The Extreme Ownership book includes other great leadership lessons that we will incorporate into our school this year.  Some of these lessons include:

  • There are No Bad Teams, Only Bad Leaders
  • Mission Clarity
  • Keeping Your Ego In Check
  • Cover and Move
  • Prioritize and Execute
  • Discipline Equals Freedom

Beginning the school year with professional learning on the leadership concepts from this book has transformed how I look at every task I complete. One school-wide benefit of “Extreme Ownership” is that it is generating more enthusiasm in our building. It is pushing me, our entire staff, and the student body to accept responsibility and find solutions rather than wallowing in excuses, complaints, and criticism.

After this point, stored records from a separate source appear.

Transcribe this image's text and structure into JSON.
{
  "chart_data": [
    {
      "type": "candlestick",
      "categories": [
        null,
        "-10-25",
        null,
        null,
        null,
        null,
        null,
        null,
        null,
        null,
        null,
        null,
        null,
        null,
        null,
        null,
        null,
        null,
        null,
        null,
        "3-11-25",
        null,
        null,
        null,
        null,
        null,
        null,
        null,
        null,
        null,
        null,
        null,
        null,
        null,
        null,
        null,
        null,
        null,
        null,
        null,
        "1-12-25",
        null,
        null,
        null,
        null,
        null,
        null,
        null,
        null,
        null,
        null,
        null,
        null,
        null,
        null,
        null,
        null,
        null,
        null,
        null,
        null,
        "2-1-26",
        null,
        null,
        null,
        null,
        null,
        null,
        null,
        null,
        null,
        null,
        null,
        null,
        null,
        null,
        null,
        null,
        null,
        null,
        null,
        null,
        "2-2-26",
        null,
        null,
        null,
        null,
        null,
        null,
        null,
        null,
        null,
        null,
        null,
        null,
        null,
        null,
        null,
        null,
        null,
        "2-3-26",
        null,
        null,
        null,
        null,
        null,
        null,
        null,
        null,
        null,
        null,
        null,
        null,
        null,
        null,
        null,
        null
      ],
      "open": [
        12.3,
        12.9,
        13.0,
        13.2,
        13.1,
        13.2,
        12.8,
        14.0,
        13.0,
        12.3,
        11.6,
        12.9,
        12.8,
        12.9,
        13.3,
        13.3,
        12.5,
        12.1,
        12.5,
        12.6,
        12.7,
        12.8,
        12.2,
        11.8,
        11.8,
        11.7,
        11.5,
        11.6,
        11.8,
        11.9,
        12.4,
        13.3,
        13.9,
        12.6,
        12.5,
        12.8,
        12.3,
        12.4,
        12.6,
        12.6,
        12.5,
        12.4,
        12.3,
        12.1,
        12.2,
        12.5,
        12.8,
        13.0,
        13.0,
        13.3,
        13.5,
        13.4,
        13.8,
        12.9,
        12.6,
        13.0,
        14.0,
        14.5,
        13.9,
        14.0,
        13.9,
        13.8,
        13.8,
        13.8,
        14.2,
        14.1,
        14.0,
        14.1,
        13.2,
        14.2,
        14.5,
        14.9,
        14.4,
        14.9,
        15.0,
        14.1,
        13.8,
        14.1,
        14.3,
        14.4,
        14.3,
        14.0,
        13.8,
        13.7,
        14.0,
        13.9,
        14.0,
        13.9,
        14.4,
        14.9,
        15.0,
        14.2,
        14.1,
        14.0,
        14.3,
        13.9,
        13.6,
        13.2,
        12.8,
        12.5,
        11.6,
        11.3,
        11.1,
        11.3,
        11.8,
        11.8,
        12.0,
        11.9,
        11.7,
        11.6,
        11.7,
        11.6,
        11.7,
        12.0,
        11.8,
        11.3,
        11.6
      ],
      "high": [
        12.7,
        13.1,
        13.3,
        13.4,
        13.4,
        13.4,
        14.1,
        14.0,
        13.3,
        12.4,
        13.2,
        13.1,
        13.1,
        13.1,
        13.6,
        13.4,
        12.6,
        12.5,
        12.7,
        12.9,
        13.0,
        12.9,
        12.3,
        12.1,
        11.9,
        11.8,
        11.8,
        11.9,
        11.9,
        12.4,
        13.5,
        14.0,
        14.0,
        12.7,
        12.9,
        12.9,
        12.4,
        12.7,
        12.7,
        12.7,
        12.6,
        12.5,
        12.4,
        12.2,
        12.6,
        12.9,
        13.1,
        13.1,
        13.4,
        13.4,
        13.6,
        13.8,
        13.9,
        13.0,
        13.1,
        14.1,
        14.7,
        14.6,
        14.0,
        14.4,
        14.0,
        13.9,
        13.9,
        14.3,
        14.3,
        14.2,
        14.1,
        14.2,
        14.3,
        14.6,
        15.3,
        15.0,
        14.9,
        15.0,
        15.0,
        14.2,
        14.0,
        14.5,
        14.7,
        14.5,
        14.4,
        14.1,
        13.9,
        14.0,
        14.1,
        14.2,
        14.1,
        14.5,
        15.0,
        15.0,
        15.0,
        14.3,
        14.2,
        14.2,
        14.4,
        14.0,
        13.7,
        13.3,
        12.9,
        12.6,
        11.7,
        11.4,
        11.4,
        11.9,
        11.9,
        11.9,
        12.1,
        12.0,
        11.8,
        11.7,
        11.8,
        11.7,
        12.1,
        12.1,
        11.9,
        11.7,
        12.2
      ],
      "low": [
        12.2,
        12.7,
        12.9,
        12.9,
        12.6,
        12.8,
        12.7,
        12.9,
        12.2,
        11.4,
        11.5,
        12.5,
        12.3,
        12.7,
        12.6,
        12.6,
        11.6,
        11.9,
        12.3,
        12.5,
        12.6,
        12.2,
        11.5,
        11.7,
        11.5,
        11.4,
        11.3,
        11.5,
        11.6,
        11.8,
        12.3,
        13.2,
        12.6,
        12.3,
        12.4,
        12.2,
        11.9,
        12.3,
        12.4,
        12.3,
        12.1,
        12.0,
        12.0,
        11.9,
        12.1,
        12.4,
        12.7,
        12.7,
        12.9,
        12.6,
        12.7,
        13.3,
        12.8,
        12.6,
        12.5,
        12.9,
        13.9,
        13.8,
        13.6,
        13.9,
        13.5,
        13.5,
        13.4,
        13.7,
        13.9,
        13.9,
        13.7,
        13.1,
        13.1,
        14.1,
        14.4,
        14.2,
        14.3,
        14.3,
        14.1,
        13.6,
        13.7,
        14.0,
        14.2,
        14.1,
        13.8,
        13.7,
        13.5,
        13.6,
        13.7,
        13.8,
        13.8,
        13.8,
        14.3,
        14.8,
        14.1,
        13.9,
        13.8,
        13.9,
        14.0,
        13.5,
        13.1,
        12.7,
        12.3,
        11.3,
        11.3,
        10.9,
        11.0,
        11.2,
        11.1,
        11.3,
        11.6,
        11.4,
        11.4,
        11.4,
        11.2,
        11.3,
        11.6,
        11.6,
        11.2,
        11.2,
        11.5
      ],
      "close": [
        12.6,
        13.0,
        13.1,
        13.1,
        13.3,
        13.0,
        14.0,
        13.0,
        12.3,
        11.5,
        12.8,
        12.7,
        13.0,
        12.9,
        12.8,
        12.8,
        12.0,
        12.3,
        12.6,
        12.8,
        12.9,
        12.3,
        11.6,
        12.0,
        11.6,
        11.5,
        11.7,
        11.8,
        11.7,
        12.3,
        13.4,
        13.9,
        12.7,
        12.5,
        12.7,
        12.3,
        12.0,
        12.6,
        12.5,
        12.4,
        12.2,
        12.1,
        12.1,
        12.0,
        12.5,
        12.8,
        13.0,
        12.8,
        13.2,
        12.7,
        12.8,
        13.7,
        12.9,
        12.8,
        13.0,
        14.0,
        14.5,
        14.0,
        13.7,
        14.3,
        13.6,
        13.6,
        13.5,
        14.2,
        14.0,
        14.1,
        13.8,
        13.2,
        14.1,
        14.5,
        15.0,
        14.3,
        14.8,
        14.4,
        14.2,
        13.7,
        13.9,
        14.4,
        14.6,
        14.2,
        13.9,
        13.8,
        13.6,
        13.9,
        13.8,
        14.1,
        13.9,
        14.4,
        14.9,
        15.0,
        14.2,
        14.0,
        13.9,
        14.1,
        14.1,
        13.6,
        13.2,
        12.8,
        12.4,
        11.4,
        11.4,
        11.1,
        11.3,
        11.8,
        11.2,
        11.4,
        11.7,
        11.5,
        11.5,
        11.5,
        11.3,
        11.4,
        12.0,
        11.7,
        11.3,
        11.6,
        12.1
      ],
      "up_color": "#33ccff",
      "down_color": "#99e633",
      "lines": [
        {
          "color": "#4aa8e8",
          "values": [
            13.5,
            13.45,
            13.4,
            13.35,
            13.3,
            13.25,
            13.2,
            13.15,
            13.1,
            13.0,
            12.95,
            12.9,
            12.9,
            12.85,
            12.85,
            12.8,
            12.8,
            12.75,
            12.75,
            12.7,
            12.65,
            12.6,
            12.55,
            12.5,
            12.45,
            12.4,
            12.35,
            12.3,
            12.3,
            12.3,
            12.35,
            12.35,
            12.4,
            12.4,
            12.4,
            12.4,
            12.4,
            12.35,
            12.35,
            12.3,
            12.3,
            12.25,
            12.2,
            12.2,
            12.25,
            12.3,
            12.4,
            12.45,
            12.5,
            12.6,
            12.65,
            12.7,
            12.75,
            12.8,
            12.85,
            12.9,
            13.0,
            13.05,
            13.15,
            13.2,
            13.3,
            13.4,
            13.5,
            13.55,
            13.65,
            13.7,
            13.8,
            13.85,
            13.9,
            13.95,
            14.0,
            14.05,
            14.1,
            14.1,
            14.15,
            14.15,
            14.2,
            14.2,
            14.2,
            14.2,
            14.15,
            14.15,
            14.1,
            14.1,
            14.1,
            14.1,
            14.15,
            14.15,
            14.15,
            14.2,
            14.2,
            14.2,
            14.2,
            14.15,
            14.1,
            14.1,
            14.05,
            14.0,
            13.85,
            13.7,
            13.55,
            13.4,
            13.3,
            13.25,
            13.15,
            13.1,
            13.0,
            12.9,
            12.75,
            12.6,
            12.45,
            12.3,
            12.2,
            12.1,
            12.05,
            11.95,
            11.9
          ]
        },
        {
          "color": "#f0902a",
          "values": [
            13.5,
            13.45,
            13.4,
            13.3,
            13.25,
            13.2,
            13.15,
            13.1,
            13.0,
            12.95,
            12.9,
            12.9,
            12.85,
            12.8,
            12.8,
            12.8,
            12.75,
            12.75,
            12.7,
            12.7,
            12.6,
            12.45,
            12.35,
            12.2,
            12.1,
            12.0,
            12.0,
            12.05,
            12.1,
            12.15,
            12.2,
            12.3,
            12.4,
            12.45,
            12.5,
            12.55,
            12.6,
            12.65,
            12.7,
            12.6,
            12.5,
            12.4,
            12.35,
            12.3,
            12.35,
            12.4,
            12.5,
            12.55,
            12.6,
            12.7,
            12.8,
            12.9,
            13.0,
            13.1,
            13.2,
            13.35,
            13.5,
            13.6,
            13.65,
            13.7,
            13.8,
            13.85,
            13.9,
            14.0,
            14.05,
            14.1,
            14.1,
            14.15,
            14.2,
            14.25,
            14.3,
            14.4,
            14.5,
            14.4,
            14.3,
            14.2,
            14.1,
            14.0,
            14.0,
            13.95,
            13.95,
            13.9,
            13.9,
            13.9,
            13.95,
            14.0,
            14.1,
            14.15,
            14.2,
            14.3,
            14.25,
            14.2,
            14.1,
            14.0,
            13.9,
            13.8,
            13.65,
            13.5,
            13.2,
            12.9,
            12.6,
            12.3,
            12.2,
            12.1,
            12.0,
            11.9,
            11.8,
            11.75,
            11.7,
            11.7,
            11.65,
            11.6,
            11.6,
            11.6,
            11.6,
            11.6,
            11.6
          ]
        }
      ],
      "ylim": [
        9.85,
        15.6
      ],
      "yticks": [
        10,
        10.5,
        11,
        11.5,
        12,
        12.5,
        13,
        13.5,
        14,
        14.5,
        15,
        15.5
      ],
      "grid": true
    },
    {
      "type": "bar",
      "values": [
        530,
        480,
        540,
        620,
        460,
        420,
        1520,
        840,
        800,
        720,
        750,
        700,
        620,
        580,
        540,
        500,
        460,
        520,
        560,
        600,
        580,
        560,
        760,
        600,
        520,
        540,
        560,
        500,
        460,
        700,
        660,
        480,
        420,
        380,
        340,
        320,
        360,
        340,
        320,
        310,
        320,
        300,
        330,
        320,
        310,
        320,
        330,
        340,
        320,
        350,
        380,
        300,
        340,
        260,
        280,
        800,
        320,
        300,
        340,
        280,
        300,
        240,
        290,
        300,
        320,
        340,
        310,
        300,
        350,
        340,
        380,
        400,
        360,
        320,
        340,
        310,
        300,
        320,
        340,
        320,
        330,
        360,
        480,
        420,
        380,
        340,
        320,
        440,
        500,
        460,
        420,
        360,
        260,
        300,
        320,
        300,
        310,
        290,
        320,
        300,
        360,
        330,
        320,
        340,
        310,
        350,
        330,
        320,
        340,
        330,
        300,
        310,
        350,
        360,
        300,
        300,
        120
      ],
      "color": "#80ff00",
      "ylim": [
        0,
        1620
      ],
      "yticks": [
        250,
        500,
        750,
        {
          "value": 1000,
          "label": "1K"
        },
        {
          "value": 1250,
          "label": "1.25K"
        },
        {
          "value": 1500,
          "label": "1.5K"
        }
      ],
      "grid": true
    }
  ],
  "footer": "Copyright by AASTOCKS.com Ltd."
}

If you are truly interested in growing as a school leader, start by taking “Extreme Ownership” of everything in your world. Instead of complaining and making excuses about what is going wrong, look for possible solutions and ways to solve the problem.  Then, get ready for it to positively affect your entire school culture!

This blog was written by Dr. Connie Franklin. Dr. Franklin has over 20 years in education with 15 years as a school administrator at the middle school and high school levels. Before moving into administration, Dr. Franklin taught business education and was an instructional technology specialist.